Michel spends little time in the lab analyzing the soil itself. Instead, she concentrates on working with farmers.

“They’ll send off their soil samples,” Michel said. “I don’t even provide lab recommendations. They have a certified crop adviser for that.”

However, she does carry her favorite shovel with her when she goes out to a field.

“My favorite tool is a sharpshooter shovel,” Michel said. “It’s eight inches wide and is 12 to 18 inches long. It is really effective for digging deeper in the soil and taking a look at the soil. It is my all-time favorite.”

Other tools she uses are sampling probes and soil augers that allow her to pull soil cores. When asked if she tastes the soil, she said that sometimes it makes sense to do so.

“If it tastes glassy, it means it’s volcanic,” Michel said. “It has silica in it from volcanic eruptions. It shatters in the teeth. You can tell that versus sand.”

The makeup of the soil is important because it can affect how well it accepts water.

“A lot of soils, especially in the Basin, have a lot of ash,” Michel said. “It has the volcanic influence because of Mount St. Helens. Ash has a tendency to be hydrophobic. Water doesn’t go in right away. If soil is hot and dry, it is because of ash in the soil.”

Soils that have had severe fires on them can also be hydrophobic.

“I’ve done a lot of post-fire work,” Michel said. “It is one of the things we look for. We would take little bottles of water and would test the soil to see how hydrophobic it was. We could see how severe the fire was that went through there.”

When soil is hydrophobic after a fire, the badly burned areas are prone to erosion and mudslides.

“It takes longer for vegetation to come back,” Michel said. “That’s why as scientists, we go out and do rapid assessments right away. That way we know where we need to reseed and where to put mulch down. It is really, really important.”

Michel got her start in soils while growing up on her father’s farm in the Quincy Valley. She remembers playing in the soil and looking at the various layers. It was these experiences that motivated her to get an undergraduate degree in soil science. “I have a deep passion for agriculture,” Michel said. “I think there’s something really fundamental to who we are as humans. We’re so tied to the soil in so many different ways.”

While studying for her undergraduate degree at Oregon State University, Michel took classes such as soil biology, soil chemistry and soil physics, in addition to agronomics.

“Soil physics is the study of how water moves through soil and how clay particles and organic matter interact in the soil,” Michel said. “It was my favorite class.”

During her college years, she was able to do soil judging and participate in a national competition in Virginia.

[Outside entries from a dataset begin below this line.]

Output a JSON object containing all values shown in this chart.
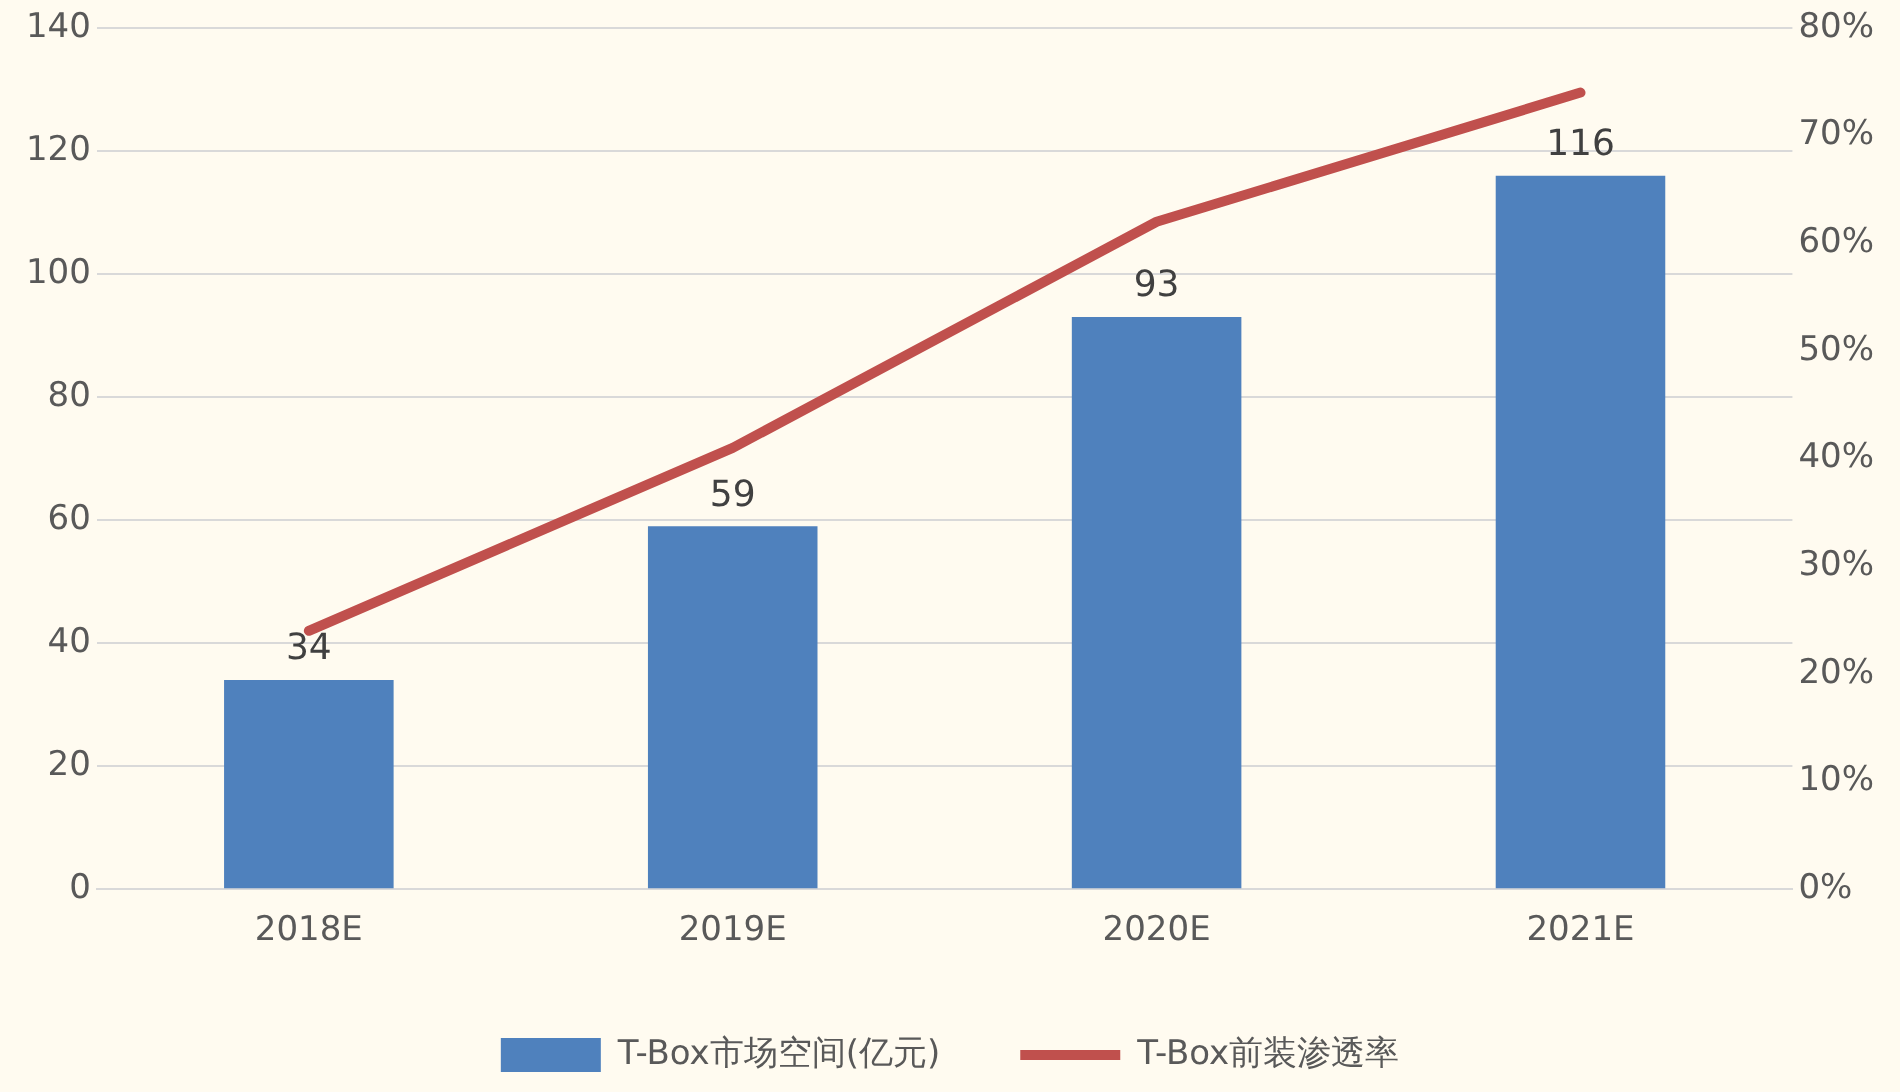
{
  "chart_data": {
    "type": "bar",
    "categories": [
      "2018E",
      "2019E",
      "2020E",
      "2021E"
    ],
    "series": [
      {
        "name": "T-Box市场空间(亿元)",
        "color": "#4f81bd",
        "values": [
          34,
          59,
          93,
          116
        ],
        "value_labels": [
          "34",
          "59",
          "93",
          "116"
        ]
      },
      {
        "name": "T-Box前装渗透率",
        "type": "line",
        "axis": "y2",
        "color": "#c0504d",
        "values": [
          24,
          41,
          62,
          74
        ]
      }
    ],
    "ylim": [
      0,
      140
    ],
    "yticks": [
      0,
      20,
      40,
      60,
      80,
      100,
      120,
      140
    ],
    "y2lim": [
      0,
      80
    ],
    "y2ticks": [
      {
        "value": 0,
        "label": "0%"
      },
      {
        "value": 10,
        "label": "10%"
      },
      {
        "value": 20,
        "label": "20%"
      },
      {
        "value": 30,
        "label": "30%"
      },
      {
        "value": 40,
        "label": "40%"
      },
      {
        "value": 50,
        "label": "50%"
      },
      {
        "value": 60,
        "label": "60%"
      },
      {
        "value": 70,
        "label": "70%"
      },
      {
        "value": 80,
        "label": "80%"
      }
    ],
    "grid": "y",
    "legend": "bottom",
    "marker": "none"
  }
}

Currently, Michel is working on her master’s degree. Her thesis is on using cover crops in dryland wheat fields and is based on large-scale farm trials.

One of the things Michel wishes people understood about soil health is that it takes time.

“It takes a long time to quantify results,” Michel said. “You may be able to see some results pretty quickly, especially under irrigation. For long-term results, it takes time.”

When money is at stake, investing in something that won’t bring immediate results is hard to want to do.

“We think of soils as a renewable resource,” Michel said. “At the rate we are depleting them, they are not. We have to actively manage them in a way to feed our crops. We have to start setting aside these notions that soils are just a medium and start think of them as an ecosystem that can actually provide our crops the nutrients they need. I am a firm believer in growing your soil health and using cover crops and diverse rotations to improve soil health.”